彼は一歩一歩慎重に、そして困難を伴いながら歩いていたが、確かに立ち上がることができた!
彼の額には細かい汗の粒が浮かんでいた。
リリは傍で彼を支えながら言った。「あなたはまだ回復したばかりよ。無理は禁物。もう少し歩いたら、すぐに横になって!」
「ふん、休養が必要なのは他人のことさ。怪我する前は京都で第三位だったことを忘れないでくれ!」
寺田洵太は疲れで声が弱々しくなっているのに、相変わらず強がっていた。
リリは口角を引きつらせて「はいはい、世界第三位でもいいから、ちゃんと休んでよ!」
「……もう一周歩く。」
寺田洵太は言うことを聞かず、動き続けながら言った。
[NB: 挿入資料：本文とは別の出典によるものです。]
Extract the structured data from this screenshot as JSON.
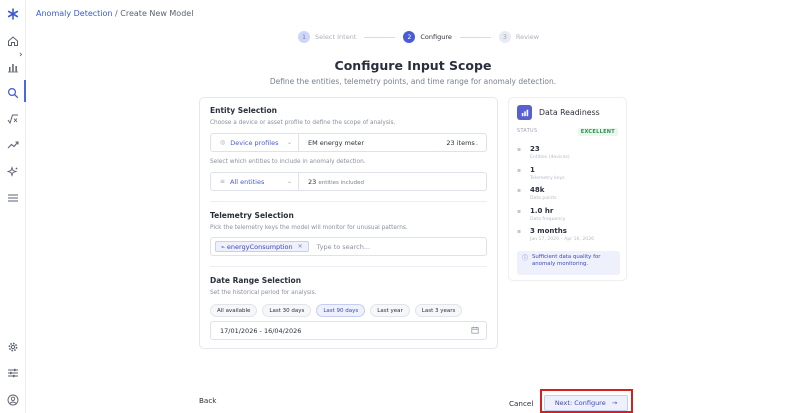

「わからないだろうけど、このところずっとベッドで寝てばかりで飽き飽きしていたんだ!」
そう言って、リリの方を見ながら歯を見せて笑いながら続けた。「俺が凛奈をあんなに信頼していたように見えたかもしれないけど、実は自信がなかったんだ。もし本当に立ち上がれなくなったらどうしようって、心配していたんだ。」
リリは珍しく彼が本音を語るのを聞いて、反論しなかった。
しかし寺田洵太は続けて言った。「そうなったら武術界にとって大きな損失だったよな!」
リリ:???
寺田洵太はリリの驚きに気付かず、独り言のように続けた。「今は良くなったから、早く回復しないと。多くの人が俺の復帰を待っているんだ!武術の修行も続けて、いつか必ず大師姉を倒してみせる!」
妹が大師姉であることを、もう少しで口を滑らせるところだった。
リリ:「……」
リリは本当に困り果てて、寺田洵太の側に歩み寄り、深いため息をついた。「私はこれまでの人生で、Antiの下でたくさんの患者を診てきたけど、あなたみたいな人は初めてよ!」
寺田洵太は即座に彼女を見つめ、顔は蒼白で、額の細かい汗が玉となって頬を伝い落ちているにもかかわらず、目を輝かせて「俺がこんなにかっこよくて才能があるってこと?」
「……あなたのその謎の自信のことよ!」
「……」
二人が言い合いをしている間に、寺田洵太はもう一周歩き終えた。
ドアの外で、倉田隊長と相馬歩人は顔を見合わせた。